Figure 5 shows the simulation results of the fifth trial under +200 % variations of some parameters \((J, B, \lambda _{m}\), and \(T_{L})\). Figure 6 shows the simulation results about the speed tracking error \((e_{2})\) under +200 % variations of some parameters \((J, B, \lambda _{m}\), and \(T_{L})\). As shown in Figs. 4, 5 and 6, the proposed learning controller is very insensitive to model parameter and load torque variations. Table 2 summarizes the maximum speed tracking errors of each simulation trial.

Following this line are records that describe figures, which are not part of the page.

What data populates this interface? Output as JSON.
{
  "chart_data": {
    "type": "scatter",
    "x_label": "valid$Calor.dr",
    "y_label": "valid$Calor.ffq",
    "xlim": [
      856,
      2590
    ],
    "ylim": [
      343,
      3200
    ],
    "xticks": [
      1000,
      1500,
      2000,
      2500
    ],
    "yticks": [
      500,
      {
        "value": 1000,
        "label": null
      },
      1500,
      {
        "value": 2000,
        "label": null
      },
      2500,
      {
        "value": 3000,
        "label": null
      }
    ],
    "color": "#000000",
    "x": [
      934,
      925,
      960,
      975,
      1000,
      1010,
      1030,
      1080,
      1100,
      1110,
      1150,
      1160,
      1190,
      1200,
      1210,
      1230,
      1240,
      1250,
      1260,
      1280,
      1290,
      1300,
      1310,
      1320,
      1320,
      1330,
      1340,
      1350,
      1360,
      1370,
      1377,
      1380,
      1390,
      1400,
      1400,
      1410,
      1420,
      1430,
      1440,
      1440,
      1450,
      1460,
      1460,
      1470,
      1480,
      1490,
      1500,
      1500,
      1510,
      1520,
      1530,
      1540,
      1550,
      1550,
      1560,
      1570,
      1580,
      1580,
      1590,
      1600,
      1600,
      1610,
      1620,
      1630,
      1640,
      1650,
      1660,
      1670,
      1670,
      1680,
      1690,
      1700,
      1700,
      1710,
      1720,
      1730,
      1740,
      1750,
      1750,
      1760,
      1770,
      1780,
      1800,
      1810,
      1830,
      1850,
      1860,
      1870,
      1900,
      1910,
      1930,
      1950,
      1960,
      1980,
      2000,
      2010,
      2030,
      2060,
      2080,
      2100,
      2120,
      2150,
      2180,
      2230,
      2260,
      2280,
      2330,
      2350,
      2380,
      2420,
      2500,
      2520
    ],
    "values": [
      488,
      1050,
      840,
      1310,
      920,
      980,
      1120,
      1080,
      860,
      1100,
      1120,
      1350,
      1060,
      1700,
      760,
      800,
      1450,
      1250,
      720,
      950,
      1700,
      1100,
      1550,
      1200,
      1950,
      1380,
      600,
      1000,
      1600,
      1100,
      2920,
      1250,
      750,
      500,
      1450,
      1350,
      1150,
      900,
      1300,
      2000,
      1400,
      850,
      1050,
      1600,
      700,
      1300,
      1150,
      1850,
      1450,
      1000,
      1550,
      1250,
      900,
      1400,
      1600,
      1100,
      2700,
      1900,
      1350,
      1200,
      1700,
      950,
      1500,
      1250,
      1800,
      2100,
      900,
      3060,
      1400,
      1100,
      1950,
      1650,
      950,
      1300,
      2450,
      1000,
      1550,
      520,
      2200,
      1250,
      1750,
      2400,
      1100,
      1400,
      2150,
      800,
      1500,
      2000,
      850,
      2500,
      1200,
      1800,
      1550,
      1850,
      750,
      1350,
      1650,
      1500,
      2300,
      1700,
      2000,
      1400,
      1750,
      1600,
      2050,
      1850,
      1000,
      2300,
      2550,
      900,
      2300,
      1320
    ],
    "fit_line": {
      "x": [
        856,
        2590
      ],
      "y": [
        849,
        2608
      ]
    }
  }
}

Figure 7 shows the experimental results under the same condition as Fig. 4. Figure 7a illustrates the desired speed \((\omega _{d})\), measured speed \((\omega )\), and speed error \((e_{2})\). Figure 7b shows the desired q axis current \((i_{\mathrm{qsd}})\), measured q axis current \((i_{\mathrm{qs}})\), and measured d axis current \((i_{\mathrm{d}s})\). Also, Fig. 8 shows the experimental results under the same condition as Fig. 5.

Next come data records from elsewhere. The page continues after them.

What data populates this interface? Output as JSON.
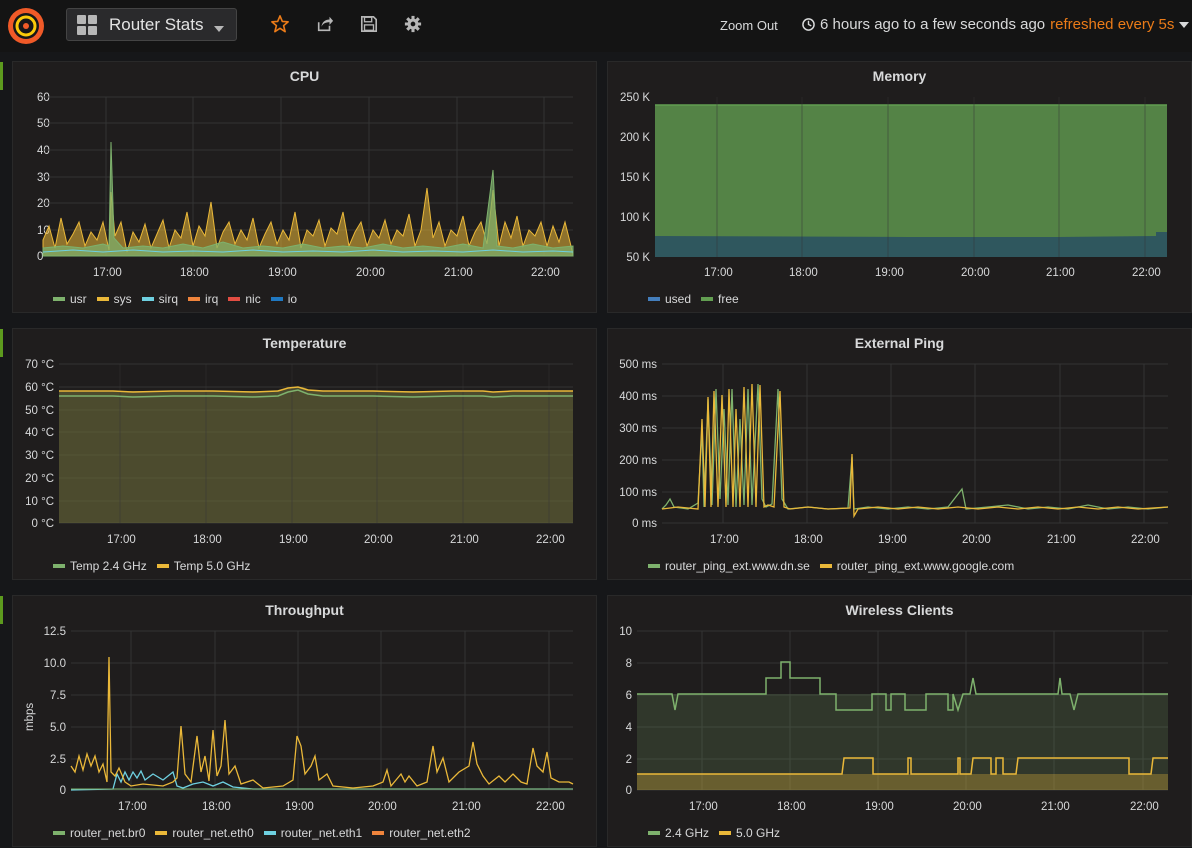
{
  "nav": {
    "dashboard_title": "Router Stats",
    "zoom_out": "Zoom Out",
    "time_range": "6 hours ago to a few seconds ago",
    "refresh": "refreshed every 5s",
    "icons": [
      "grafana-logo-icon",
      "dashboard-grid-icon",
      "star-icon",
      "share-icon",
      "save-icon",
      "settings-gear-icon",
      "clock-icon",
      "caret-down-icon"
    ],
    "accent": "#eb7b18"
  },
  "panels": {
    "cpu": {
      "title": "CPU",
      "legend": [
        {
          "name": "usr",
          "color": "#7eb26d"
        },
        {
          "name": "sys",
          "color": "#eab839"
        },
        {
          "name": "sirq",
          "color": "#6ed0e0"
        },
        {
          "name": "irq",
          "color": "#ef843c"
        },
        {
          "name": "nic",
          "color": "#e24d42"
        },
        {
          "name": "io",
          "color": "#1f78c1"
        }
      ]
    },
    "memory": {
      "title": "Memory",
      "legend": [
        {
          "name": "used",
          "color": "#447ebc"
        },
        {
          "name": "free",
          "color": "#629e51"
        }
      ]
    },
    "temperature": {
      "title": "Temperature",
      "legend": [
        {
          "name": "Temp 2.4 GHz",
          "color": "#7eb26d"
        },
        {
          "name": "Temp 5.0 GHz",
          "color": "#eab839"
        }
      ]
    },
    "ping": {
      "title": "External Ping",
      "legend": [
        {
          "name": "router_ping_ext.www.dn.se",
          "color": "#7eb26d"
        },
        {
          "name": "router_ping_ext.www.google.com",
          "color": "#eab839"
        }
      ]
    },
    "throughput": {
      "title": "Throughput",
      "legend": [
        {
          "name": "router_net.br0",
          "color": "#7eb26d"
        },
        {
          "name": "router_net.eth0",
          "color": "#eab839"
        },
        {
          "name": "router_net.eth1",
          "color": "#6ed0e0"
        },
        {
          "name": "router_net.eth2",
          "color": "#ef843c"
        }
      ]
    },
    "wireless": {
      "title": "Wireless Clients",
      "legend": [
        {
          "name": "2.4 GHz",
          "color": "#7eb26d"
        },
        {
          "name": "5.0 GHz",
          "color": "#eab839"
        }
      ]
    }
  },
  "chart_data": [
    {
      "id": "cpu",
      "type": "area",
      "title": "CPU",
      "x_ticks": [
        "17:00",
        "18:00",
        "19:00",
        "20:00",
        "21:00",
        "22:00"
      ],
      "y_ticks": [
        "60",
        "50",
        "40",
        "30",
        "20",
        "10",
        "0"
      ],
      "ylim": [
        0,
        60
      ],
      "series": [
        {
          "name": "usr",
          "peak_values": [
            50,
            30,
            18,
            22,
            33,
            20
          ],
          "baseline": [
            2,
            12
          ]
        },
        {
          "name": "sys",
          "peak_values": [
            25,
            20,
            18,
            20,
            25,
            15
          ],
          "baseline": [
            2,
            12
          ]
        },
        {
          "name": "sirq",
          "peak_values": [
            5,
            4,
            4,
            4,
            4,
            4
          ]
        },
        {
          "name": "irq",
          "peak_values": [
            1,
            1,
            1,
            1,
            1,
            1
          ]
        },
        {
          "name": "nic",
          "peak_values": [
            0,
            0,
            0,
            0,
            0,
            0
          ]
        },
        {
          "name": "io",
          "peak_values": [
            0,
            0,
            0,
            0,
            0,
            0
          ]
        }
      ]
    },
    {
      "id": "memory",
      "type": "area",
      "title": "Memory",
      "x_ticks": [
        "17:00",
        "18:00",
        "19:00",
        "20:00",
        "21:00",
        "22:00"
      ],
      "y_ticks": [
        "250 K",
        "200 K",
        "150 K",
        "100 K",
        "50 K"
      ],
      "ylim": [
        50000,
        250000
      ],
      "series": [
        {
          "name": "used",
          "values": [
            74000,
            74000,
            74000,
            74500,
            75000,
            75500,
            80000
          ]
        },
        {
          "name": "free",
          "values": [
            240000,
            240000,
            240000,
            240000,
            240000,
            240000,
            240000
          ]
        }
      ]
    },
    {
      "id": "temperature",
      "type": "area",
      "title": "Temperature",
      "x_ticks": [
        "17:00",
        "18:00",
        "19:00",
        "20:00",
        "21:00",
        "22:00"
      ],
      "y_ticks": [
        "70 °C",
        "60 °C",
        "50 °C",
        "40 °C",
        "30 °C",
        "20 °C",
        "10 °C",
        "0 °C"
      ],
      "ylim": [
        0,
        70
      ],
      "series": [
        {
          "name": "Temp 2.4 GHz",
          "values": [
            55,
            55,
            55,
            55,
            57,
            55,
            55,
            55,
            55,
            55
          ]
        },
        {
          "name": "Temp 5.0 GHz",
          "values": [
            57,
            57,
            57,
            57,
            59,
            57,
            57,
            57,
            57,
            57
          ]
        }
      ]
    },
    {
      "id": "ping",
      "type": "line",
      "title": "External Ping",
      "x_ticks": [
        "17:00",
        "18:00",
        "19:00",
        "20:00",
        "21:00",
        "22:00"
      ],
      "y_ticks": [
        "500 ms",
        "400 ms",
        "300 ms",
        "200 ms",
        "100 ms",
        "0 ms"
      ],
      "ylim": [
        0,
        500
      ],
      "series": [
        {
          "name": "router_ping_ext.www.dn.se",
          "baseline": 45,
          "peaks": [
            [
              16.8,
              420
            ],
            [
              17.4,
              430
            ],
            [
              17.8,
              410
            ],
            [
              18.6,
              215
            ],
            [
              19.9,
              110
            ]
          ]
        },
        {
          "name": "router_ping_ext.www.google.com",
          "baseline": 45,
          "peaks": [
            [
              16.8,
              400
            ],
            [
              17.2,
              410
            ],
            [
              17.5,
              430
            ],
            [
              17.8,
              410
            ],
            [
              18.6,
              215
            ]
          ]
        }
      ]
    },
    {
      "id": "throughput",
      "type": "line",
      "title": "Throughput",
      "ylabel": "mbps",
      "x_ticks": [
        "17:00",
        "18:00",
        "19:00",
        "20:00",
        "21:00",
        "22:00"
      ],
      "y_ticks": [
        "12.5",
        "10.0",
        "7.5",
        "5.0",
        "2.5",
        "0"
      ],
      "ylim": [
        0,
        12.5
      ],
      "series": [
        {
          "name": "router_net.br0",
          "values": [
            0.1,
            0.1,
            0.1,
            0.1,
            0.1,
            0.1
          ]
        },
        {
          "name": "router_net.eth0",
          "peaks": [
            [
              16.45,
              10.5
            ],
            [
              17.6,
              5
            ],
            [
              17.9,
              4.8
            ],
            [
              18.2,
              4.5
            ],
            [
              19.1,
              4.8
            ],
            [
              19.3,
              3.2
            ],
            [
              20.6,
              2.9
            ],
            [
              21.25,
              3.9
            ],
            [
              21.9,
              3.5
            ],
            [
              22.0,
              2.8
            ]
          ]
        },
        {
          "name": "router_net.eth1",
          "values": [
            1.5,
            1.3,
            0.2,
            0.1,
            0.1,
            0.1
          ]
        },
        {
          "name": "router_net.eth2",
          "values": [
            0,
            0,
            0,
            0,
            0,
            0
          ]
        }
      ]
    },
    {
      "id": "wireless",
      "type": "line",
      "title": "Wireless Clients",
      "x_ticks": [
        "17:00",
        "18:00",
        "19:00",
        "20:00",
        "21:00",
        "22:00"
      ],
      "y_ticks": [
        "10",
        "8",
        "6",
        "4",
        "2",
        "0"
      ],
      "ylim": [
        0,
        10
      ],
      "series": [
        {
          "name": "2.4 GHz",
          "values": [
            6,
            6,
            5,
            6,
            7,
            8,
            7,
            6,
            5,
            5,
            6,
            5,
            6,
            5,
            6,
            7,
            6,
            6,
            6,
            6
          ]
        },
        {
          "name": "5.0 GHz",
          "values": [
            1,
            1,
            1,
            1,
            1,
            1,
            1,
            2,
            2,
            1,
            2,
            1,
            1,
            2,
            1,
            2,
            2,
            2,
            1,
            2
          ]
        }
      ]
    }
  ]
}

The simulation and experimental results verify that the proposed PI-type controller gives a remarkable control performance, in that it can accurately control the speed of a PMSM without precise information about motor parameter and load torque values. And our simple controller guarantees a fast convergence in the presence of repeating load torque and model parameter uncertainties. Table 3 summarizes the speed tracking errors of the first trial and the fifth trial during steady state based on the simulation and experimental results.

Table 3 Speed tracking errors of the first trial and the fifth trial during steady state

5 Conclusion

This paper showed that by adding a very simple learning feedforward term a conventional PI control system can be enforced to have perfect tracking performance in the presence of model parameter and load torque variations. Convergence and stability of the proposed control system were proven by showing that the tracking error of the closed-loop system asymptotically goes to zero. To validate the practicality and feasibility of the proposed PI-type learning controller, simulations and experiments were carried out under no information on motor parameter and load torque values using a conventional PI current controller with the proposed speed controller. From simulation and experimental results, it was verified that even though the proposed PI-type control algorithm is simple and easy to be implemented it yields good control performance.